Insolvenz in Eigenverwaltung

Unternehmen, die in eine wirtschaftliche Schieflage geraten und sich für ein Insolvenzverfahren in Eigenverwaltung entscheiden, behalten die Kontrolle über ihre Geschäfte und leiten die Sanierung eigenständig. Anders als bei der klassischen Insolvenz wird hier kein Insolvenzverwalter eingesetzt. Stattdessen bleibt die Geschäftsführung im Amt und führt die Restrukturierung eigenverantwortlich durch. Häufig wird sie dabei von einem erfahrenen Restrukturierungsexperten in der Rolle eines Chief Restructuring Officers (CRO) unterstützt, der sie sowohl bei der Planung als auch bei der operativen Umsetzung der Sanierungsmaßnahmen begleitet. Diese Unterstützung stärkt das Vertrauen der Gläubiger in den Prozess und sorgt für eine höhere Akzeptanz des Verfahrens.

Vorteile der Eigenverwaltung

Ein zentrales Element der Eigenverwaltung ist der Sachwalter, der vom Gericht bestellt wird. Seine Aufgabe ist es, die Interessen der Gläubiger zu wahren und sicherzustellen, dass die Vorschriften der Insolvenzordnung eingehalten werden. Dabei übernimmt der Sachwalter eine überwachende Funktion, die mit der einer Aufsichtsperson vergleichbar ist.

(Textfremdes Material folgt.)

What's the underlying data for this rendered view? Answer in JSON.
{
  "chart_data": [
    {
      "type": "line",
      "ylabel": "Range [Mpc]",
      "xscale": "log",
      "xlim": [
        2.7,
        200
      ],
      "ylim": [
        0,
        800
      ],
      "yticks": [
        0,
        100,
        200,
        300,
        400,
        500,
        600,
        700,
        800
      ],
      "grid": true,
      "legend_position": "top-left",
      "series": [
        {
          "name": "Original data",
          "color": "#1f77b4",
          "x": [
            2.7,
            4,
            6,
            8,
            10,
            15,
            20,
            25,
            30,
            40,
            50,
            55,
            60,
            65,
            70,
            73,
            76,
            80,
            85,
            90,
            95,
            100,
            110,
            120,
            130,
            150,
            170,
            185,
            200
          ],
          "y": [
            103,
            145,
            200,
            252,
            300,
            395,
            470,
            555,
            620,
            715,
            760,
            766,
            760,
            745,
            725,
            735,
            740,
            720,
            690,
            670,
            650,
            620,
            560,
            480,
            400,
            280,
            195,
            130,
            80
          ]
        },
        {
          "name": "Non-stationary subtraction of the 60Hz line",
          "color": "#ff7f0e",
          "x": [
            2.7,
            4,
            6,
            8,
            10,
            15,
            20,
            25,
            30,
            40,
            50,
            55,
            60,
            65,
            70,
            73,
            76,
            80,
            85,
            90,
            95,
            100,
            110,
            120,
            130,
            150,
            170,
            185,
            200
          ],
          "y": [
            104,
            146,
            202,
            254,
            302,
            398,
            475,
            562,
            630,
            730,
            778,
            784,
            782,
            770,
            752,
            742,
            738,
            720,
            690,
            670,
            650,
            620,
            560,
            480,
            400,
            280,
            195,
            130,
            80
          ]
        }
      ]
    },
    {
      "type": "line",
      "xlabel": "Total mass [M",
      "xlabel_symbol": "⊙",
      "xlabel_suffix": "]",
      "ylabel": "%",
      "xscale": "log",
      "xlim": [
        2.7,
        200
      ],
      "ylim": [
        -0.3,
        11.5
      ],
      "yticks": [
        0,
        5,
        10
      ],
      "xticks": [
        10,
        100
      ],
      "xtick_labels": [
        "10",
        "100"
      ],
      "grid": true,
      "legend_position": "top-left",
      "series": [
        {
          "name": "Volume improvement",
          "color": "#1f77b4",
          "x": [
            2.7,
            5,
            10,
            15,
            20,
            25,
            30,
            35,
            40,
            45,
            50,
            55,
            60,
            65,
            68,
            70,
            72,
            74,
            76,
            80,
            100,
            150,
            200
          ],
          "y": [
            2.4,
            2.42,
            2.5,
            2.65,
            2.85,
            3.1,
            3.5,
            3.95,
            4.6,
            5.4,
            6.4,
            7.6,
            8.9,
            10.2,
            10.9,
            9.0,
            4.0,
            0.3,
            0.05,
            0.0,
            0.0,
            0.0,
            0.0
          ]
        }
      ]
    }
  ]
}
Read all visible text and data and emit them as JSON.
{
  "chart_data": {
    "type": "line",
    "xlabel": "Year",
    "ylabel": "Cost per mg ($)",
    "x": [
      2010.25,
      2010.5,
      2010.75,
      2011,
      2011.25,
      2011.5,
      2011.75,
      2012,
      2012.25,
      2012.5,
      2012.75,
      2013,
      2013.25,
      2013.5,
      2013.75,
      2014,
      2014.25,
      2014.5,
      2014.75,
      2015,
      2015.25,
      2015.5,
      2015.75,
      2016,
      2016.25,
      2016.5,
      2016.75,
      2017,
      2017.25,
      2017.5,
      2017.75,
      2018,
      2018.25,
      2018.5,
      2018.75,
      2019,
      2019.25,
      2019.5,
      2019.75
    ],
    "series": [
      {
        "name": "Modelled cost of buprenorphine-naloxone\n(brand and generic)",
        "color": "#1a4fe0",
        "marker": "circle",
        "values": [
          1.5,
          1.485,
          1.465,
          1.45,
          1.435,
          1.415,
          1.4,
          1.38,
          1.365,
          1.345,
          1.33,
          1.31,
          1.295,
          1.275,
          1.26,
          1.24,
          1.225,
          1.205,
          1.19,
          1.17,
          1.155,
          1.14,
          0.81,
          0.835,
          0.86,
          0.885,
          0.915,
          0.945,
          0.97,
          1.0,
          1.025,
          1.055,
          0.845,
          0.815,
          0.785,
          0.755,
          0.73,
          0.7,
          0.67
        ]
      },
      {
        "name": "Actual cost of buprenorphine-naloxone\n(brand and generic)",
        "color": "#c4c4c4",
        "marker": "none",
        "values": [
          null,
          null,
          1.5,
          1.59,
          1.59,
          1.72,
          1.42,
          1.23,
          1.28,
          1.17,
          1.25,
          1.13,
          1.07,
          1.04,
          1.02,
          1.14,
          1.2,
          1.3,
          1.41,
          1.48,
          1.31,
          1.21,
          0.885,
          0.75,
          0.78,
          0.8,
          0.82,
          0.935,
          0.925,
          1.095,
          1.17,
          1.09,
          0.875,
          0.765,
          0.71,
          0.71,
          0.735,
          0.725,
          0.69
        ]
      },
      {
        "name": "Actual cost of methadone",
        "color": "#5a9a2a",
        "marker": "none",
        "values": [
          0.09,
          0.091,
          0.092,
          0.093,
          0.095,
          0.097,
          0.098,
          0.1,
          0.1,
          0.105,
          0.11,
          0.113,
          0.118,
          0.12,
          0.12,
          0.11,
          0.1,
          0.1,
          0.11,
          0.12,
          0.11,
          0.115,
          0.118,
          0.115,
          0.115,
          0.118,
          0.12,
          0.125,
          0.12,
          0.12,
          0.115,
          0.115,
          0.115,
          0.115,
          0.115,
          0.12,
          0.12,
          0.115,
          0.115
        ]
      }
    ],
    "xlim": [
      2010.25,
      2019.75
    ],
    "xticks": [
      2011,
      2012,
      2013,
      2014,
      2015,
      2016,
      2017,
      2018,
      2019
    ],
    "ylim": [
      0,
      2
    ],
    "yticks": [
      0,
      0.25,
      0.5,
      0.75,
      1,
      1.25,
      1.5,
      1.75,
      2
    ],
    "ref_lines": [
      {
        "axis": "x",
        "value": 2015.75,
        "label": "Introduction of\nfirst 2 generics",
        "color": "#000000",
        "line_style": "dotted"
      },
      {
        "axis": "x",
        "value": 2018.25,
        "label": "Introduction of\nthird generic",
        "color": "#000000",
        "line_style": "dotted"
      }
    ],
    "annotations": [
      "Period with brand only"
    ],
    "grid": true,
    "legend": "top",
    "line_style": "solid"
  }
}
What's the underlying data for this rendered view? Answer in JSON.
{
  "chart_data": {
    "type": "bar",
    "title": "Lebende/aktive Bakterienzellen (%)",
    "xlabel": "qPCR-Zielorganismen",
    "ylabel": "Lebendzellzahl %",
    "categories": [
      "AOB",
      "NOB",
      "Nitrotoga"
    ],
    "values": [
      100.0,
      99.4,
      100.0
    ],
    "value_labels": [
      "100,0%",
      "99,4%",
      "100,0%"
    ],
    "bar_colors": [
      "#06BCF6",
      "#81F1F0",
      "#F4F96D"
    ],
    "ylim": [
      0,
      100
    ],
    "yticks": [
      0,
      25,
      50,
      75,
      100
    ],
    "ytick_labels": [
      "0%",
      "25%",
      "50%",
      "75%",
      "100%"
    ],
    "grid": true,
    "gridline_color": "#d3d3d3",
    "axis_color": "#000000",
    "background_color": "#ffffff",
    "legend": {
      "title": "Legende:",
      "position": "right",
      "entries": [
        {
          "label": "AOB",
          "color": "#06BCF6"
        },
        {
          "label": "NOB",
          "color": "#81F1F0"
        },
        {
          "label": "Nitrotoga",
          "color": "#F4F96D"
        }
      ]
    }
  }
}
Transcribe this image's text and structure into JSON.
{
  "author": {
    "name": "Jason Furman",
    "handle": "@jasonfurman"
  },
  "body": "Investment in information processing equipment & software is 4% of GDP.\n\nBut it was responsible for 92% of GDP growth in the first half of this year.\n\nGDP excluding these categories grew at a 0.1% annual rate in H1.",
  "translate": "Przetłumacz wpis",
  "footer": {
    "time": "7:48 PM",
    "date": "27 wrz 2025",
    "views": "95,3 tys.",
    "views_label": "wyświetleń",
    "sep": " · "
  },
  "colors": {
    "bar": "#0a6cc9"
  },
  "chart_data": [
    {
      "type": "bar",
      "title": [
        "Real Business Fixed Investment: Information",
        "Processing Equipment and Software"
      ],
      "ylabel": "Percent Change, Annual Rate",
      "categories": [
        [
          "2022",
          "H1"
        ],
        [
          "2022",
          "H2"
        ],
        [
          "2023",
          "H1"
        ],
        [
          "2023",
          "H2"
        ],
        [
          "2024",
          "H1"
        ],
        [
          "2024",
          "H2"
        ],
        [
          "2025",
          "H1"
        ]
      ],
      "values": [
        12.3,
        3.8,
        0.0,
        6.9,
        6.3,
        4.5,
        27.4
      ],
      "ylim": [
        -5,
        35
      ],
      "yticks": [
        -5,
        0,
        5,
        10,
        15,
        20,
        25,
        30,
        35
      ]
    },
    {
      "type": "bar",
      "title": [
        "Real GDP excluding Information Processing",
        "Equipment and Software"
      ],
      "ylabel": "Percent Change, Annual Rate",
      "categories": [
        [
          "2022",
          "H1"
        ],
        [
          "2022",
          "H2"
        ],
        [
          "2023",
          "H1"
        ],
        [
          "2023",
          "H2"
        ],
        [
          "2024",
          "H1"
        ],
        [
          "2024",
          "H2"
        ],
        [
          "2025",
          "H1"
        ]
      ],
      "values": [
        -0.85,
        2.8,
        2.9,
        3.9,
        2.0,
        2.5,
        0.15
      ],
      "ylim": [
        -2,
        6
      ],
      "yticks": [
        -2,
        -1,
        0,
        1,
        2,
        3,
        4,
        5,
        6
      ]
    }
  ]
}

Die Eigenverwaltung bietet Unternehmen eine Vielzahl an Vorteilen. Sie ermöglicht eine umfassende finanzielle und operative Sanierung und schafft dabei rechtliche Spielräume, wie beispielsweise die Möglichkeit, langfristige Verträge wie Miet- oder Leasingvereinbarungen mit verkürzten Fristen zu kündigen. Gleichzeitig bleibt die Liquidität des Unternehmens gesichert, da die Löhne und Gehälter der Mitarbeitenden für bis zu drei Monate durch das Insolvenzgeld gedeckt werden.

Ein weiterer Vorteil der Eigenverwaltung liegt darin, dass das Know-how des Unternehmens sowie bestehende Markt- und Kundenbeziehungen erhalten bleiben. Im Vergleich zur Regelinsolvenz ist das Verfahren planbarer und transparenter, was sowohl für Gläubiger als auch für Kunden und Geschäftspartner attraktiv ist. Der klare Ablauf sorgt für Sicherheit und erhöht die Chancen, das Unternehmen erfolgreich aus der Krise zu führen.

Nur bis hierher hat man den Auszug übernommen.